Obviously, untested.

def page_key(db, view_name, limit, startkey, startkey_docid, inc_docs=True):
    queue = [(startkey, startkey_docid)]
    while queue:
        key = queue.pop()

        last_doc = None
        for row in db.view(view_name,
                           limit=limit+1,
                           include_docs=inc_docs,
                           startkey=key[0],
                           startkey_docid=key[1]):
            last_doc = row.key, row.id
            yield row.doc

        if last_doc:
            queue.append(last_doc)

def page(db, view_name, limit, inc_docs=True, **opts):
    last_doc = None
    for row in db.view(view_name,
                       limit=limit+1,
                       include_docs=inc_docs,
                       **opts):
        last_doc = row.key, row.id
        yield row.doc

    if last_doc:
        for doc in page_key(db, view_name, limit, last_doc[0], last_doc[1], inc_docs):
            yield doc
Glenn Maynard
A: 

This is an alternative approach that I've tested (manually) on a database with >800k docs. Seems to work.

 def page2(db, view_name, limit, inc_docs=True, **opts):
     def get_batch(db=db, view_name=view_name, limit=limit, inc_docs=inc_docs, **opts):
         for row in db.view(view_name, limit=limit+1, include_docs=inc_docs, **opts):
             yield row
     last_doc = None
     total_rows = db.view(view_name, limit=1).total_rows
     batches = (total_rows / limit) + 1
     for i in xrange(batches):
         if not last_doc:
             for row in get_batch():
                 last_doc = row.key, row.id
                 yield row.doc or row # if include_docs is False, 
                                      # row.doc will be None
         else:
             for row in get_batch(startkey=last_doc[0], 
                             startkey_docid=last_doc[1]):
                 last_doc = row.key, row.id
                 yield row.doc or row
Tim McNamara
A: 

I don't use CouchDB so I had a little trouble understanding the sample code.
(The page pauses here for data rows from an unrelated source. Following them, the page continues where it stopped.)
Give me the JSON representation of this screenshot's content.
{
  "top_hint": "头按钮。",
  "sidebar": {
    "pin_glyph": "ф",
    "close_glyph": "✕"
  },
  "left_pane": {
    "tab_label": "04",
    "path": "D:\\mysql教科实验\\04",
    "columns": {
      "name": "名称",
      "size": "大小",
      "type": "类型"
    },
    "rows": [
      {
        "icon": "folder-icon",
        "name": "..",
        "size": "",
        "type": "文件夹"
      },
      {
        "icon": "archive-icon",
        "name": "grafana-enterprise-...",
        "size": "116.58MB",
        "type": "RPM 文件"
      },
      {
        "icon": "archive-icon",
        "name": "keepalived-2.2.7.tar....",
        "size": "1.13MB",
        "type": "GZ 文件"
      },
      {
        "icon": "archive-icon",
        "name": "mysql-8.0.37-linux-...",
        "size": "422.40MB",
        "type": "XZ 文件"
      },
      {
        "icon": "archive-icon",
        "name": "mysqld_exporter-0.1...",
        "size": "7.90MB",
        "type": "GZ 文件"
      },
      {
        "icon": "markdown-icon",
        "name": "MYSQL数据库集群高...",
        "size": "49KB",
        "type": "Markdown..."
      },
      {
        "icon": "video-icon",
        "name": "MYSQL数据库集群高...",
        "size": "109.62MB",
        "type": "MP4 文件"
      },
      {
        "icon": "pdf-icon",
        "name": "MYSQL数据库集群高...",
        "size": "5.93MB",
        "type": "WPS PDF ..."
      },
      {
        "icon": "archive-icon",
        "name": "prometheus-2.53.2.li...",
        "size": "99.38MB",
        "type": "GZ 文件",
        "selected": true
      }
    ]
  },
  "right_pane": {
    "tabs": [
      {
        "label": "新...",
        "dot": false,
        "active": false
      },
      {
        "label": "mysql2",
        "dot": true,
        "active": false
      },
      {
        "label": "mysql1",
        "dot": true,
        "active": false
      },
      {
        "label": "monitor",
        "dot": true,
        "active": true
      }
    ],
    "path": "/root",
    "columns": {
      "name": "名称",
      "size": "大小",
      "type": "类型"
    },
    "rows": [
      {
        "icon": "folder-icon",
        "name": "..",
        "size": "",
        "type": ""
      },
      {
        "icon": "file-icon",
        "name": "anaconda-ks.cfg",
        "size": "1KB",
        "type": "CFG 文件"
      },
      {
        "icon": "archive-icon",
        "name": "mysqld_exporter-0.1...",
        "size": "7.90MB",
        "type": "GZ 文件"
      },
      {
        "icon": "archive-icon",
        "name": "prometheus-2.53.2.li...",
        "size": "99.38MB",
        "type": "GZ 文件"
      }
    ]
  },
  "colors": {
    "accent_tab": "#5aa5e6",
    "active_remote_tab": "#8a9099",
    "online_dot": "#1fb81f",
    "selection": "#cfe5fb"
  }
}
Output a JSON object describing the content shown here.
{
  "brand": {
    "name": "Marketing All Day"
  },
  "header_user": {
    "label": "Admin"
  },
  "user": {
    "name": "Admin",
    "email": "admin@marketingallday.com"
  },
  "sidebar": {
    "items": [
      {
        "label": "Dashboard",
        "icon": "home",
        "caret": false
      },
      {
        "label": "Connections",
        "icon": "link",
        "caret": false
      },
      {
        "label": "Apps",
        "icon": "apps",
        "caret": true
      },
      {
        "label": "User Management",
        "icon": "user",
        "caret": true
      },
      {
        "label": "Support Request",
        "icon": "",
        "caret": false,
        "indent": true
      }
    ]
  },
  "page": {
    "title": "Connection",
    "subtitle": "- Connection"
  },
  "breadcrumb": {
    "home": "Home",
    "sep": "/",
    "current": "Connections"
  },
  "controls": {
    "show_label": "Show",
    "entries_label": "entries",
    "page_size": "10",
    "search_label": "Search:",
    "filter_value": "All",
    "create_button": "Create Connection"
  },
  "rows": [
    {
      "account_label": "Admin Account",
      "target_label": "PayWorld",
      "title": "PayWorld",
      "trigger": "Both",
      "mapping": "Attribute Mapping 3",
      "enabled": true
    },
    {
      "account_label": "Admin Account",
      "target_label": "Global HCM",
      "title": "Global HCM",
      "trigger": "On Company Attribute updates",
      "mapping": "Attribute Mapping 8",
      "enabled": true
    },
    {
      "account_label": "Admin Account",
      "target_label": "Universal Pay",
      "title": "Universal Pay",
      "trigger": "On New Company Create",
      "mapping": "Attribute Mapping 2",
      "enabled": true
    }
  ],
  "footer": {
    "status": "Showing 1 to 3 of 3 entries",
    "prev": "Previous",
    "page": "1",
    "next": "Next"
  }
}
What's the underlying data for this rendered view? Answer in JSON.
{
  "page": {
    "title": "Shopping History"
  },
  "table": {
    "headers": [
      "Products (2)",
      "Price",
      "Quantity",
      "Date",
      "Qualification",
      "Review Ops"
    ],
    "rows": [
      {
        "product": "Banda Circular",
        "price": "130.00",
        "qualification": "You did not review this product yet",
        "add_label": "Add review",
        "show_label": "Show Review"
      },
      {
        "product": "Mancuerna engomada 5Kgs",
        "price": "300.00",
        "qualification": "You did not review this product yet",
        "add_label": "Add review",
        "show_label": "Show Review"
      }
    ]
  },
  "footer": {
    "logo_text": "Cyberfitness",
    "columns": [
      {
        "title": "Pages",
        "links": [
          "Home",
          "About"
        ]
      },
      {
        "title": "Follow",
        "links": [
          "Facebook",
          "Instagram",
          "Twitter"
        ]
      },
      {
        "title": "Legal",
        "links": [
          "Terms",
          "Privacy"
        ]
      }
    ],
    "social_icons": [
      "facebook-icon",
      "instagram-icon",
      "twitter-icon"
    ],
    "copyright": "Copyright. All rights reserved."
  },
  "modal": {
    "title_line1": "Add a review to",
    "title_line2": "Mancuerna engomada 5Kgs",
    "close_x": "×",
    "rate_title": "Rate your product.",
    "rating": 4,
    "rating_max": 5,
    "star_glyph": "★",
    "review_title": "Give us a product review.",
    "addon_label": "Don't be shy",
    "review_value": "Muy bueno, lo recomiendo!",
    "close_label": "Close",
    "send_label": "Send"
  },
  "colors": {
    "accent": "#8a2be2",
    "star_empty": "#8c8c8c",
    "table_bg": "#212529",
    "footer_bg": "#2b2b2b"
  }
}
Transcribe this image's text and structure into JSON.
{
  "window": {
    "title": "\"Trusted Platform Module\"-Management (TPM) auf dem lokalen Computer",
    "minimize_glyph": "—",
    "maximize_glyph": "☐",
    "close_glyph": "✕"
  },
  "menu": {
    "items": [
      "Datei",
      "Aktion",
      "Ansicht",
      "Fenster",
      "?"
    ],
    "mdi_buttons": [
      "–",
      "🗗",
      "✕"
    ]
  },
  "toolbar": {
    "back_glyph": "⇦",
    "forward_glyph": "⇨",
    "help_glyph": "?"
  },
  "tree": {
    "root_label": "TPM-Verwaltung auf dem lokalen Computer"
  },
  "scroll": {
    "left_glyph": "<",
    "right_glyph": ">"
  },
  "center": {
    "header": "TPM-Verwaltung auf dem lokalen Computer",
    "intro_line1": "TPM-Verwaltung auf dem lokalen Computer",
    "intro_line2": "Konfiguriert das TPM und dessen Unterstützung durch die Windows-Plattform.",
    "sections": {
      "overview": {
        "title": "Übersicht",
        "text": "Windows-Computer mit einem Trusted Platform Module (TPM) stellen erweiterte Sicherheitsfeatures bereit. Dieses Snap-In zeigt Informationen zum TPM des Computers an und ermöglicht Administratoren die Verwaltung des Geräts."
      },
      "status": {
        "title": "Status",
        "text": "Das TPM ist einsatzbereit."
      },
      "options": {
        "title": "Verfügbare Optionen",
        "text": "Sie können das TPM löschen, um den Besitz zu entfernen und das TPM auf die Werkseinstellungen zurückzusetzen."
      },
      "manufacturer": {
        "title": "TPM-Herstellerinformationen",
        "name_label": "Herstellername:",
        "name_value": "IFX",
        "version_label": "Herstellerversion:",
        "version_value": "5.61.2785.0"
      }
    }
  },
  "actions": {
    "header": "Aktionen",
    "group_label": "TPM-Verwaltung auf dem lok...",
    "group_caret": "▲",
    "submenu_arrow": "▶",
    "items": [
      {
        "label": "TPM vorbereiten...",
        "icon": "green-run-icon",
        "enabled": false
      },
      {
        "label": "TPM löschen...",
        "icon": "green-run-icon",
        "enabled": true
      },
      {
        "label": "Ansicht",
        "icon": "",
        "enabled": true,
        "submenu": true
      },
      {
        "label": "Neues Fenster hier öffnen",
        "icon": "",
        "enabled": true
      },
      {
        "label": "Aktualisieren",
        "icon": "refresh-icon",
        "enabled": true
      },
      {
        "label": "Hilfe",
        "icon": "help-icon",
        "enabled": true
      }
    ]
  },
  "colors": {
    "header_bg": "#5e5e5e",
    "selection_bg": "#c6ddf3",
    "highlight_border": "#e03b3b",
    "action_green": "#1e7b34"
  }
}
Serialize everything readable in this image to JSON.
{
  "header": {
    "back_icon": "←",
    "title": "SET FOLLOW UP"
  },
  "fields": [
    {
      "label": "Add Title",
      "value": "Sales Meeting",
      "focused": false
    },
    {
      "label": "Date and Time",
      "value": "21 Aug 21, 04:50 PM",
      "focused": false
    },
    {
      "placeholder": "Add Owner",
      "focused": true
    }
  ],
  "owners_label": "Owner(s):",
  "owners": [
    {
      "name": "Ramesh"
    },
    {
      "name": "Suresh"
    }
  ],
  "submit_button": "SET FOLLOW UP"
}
Here's a stripped down version, which I believe works the way you want:

all_docs = range(0, 100)

def view(limit, offset):
    print "view: returning", limit, "rows starting at", offset
    return all_docs[offset:offset+limit]

def generate_by_pages(page_size):
    offset = 0
    while True:
        rowcount = 0
        for row in generate_page(page_size, offset):
            rowcount += 1
            yield row
        if rowcount == 0:
            break
        else: 
            offset += rowcount

def generate_page(page_size, offset):
    for row in view(page_size, offset):
        yield row

for r in generate_by_pages(10):
    print r

The key thing is replacing recursion with iteration. There are lots of ways to do this (I like trampolining in Python) but the above is straightforward.